Social media users should be verified with real ID, IT professionals say

Image credit: Dreamtime

A majority of IT professionals have said social media should require users to verify their identities, in order to combat anonymous racism, homophobia and other abuse online.

According to a survey of 1,804 people carried out by BCS - the chartered institute for IT - 64 per cent of those polled agreed that social media platforms such as Twitter and Facebook should require real ID from users in order to join, such that people can be held accountable for what they post.

Around a quarter (26 per cent) said users should remain unverified, with 10 per cent undecided. Additionally, BCS members did not believe that the verified details would need to be made public and the anonymity should be maintained for legitimate protest and whistleblowing.

The survey comes ahead of a four-day social media boycott by the English Premier League, EFL and WSL football clubs this weekend in an effort to combat abuse and discrimination, increasingly targeting both black and female footballers. England's Rugby Football Union has also announced that it will join the boycott on all of its channels.

More than half of tech experts polled (56 per cent) by the professional body for the IT industry, including senior leaders and academics, said linking social media accounts to true identities is technically achievable. Only 26 per cent indicated it is not achievable and 17 per cent were neutral.

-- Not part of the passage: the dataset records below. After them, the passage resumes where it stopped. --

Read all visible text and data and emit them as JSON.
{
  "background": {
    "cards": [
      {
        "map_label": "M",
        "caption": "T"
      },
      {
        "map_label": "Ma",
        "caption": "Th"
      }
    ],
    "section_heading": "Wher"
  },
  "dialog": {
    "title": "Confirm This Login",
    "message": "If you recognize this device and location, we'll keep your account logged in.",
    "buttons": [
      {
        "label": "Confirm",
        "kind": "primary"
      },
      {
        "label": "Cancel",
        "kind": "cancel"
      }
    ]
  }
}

Half (50 per cent) said social media companies themselves should have the main responsibility for reducing online abuse, with just one in five (19 per cent) convinced that an independent regulator should have that role. 17 per cent felt it should be the responsibility of individual users. 5 per cent stated it was the job of government to lead on the reduction of trolling and 4 per cent felt it should be led by the police.

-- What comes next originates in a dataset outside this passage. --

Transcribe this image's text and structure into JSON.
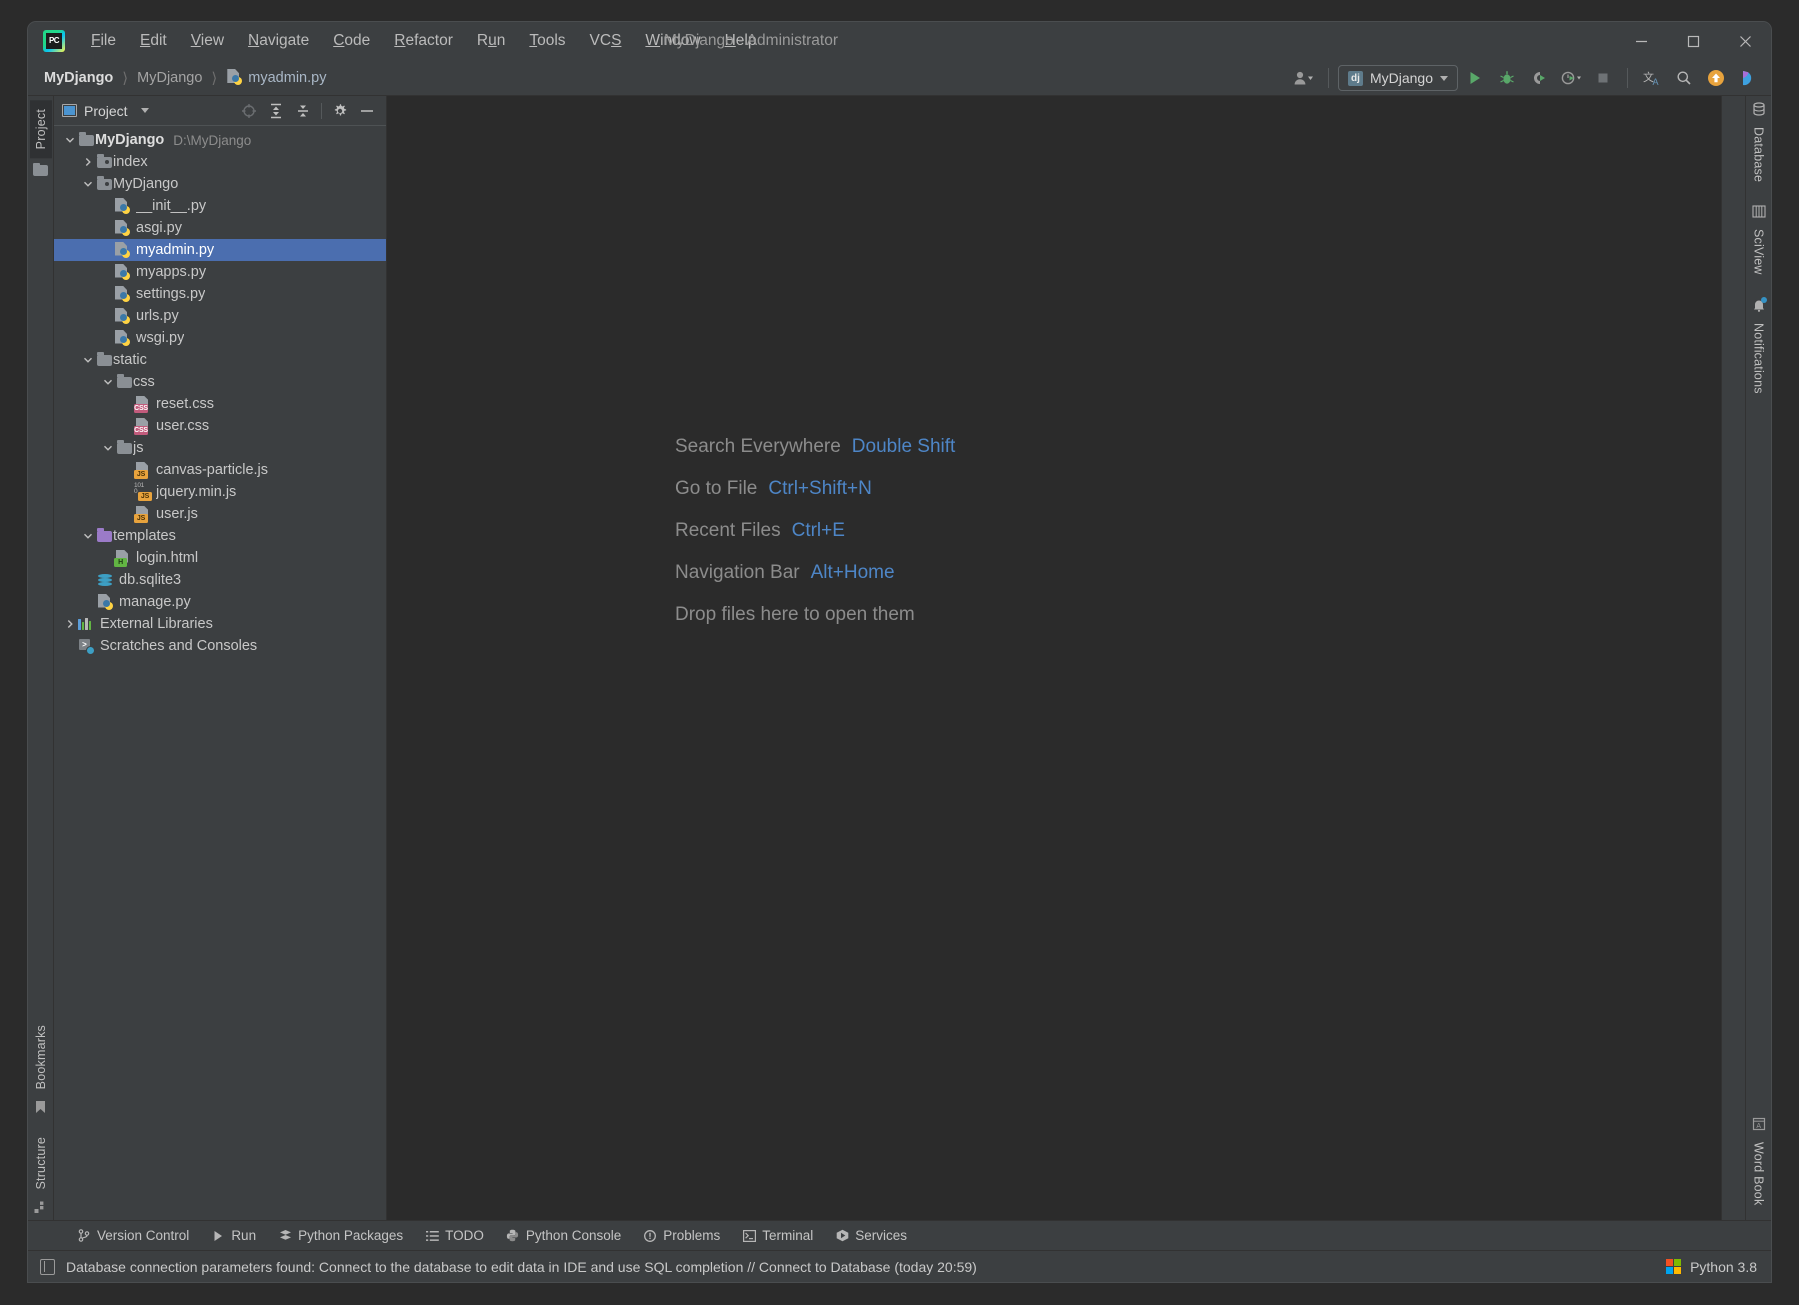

Last year, the Labour Party called on the government to do more to legislate against hate speech online following antisemitic comments from high profile users.

Dr Bill Mitchell OBE, director of policy at BCS, said: “It’s clear the IT profession believes we can prevent social media being an anonymous playground for racism, homophobia and hate speech. Tech experts want users to be accountable for what they say and they see few technical barriers to verifying the real ID behind account handles.

“At the same time, public anonymity is important to large groups of people, especially those in difficult or dangerous situations or who are vulnerable to targeted abuse. No one should have to use their real name online and any verification details behind the account must be rigorously protected.

“We need those affected by such a change to be part of the debate to make sure there are ethical and secure solutions for verifiable ID available for all types of social media.”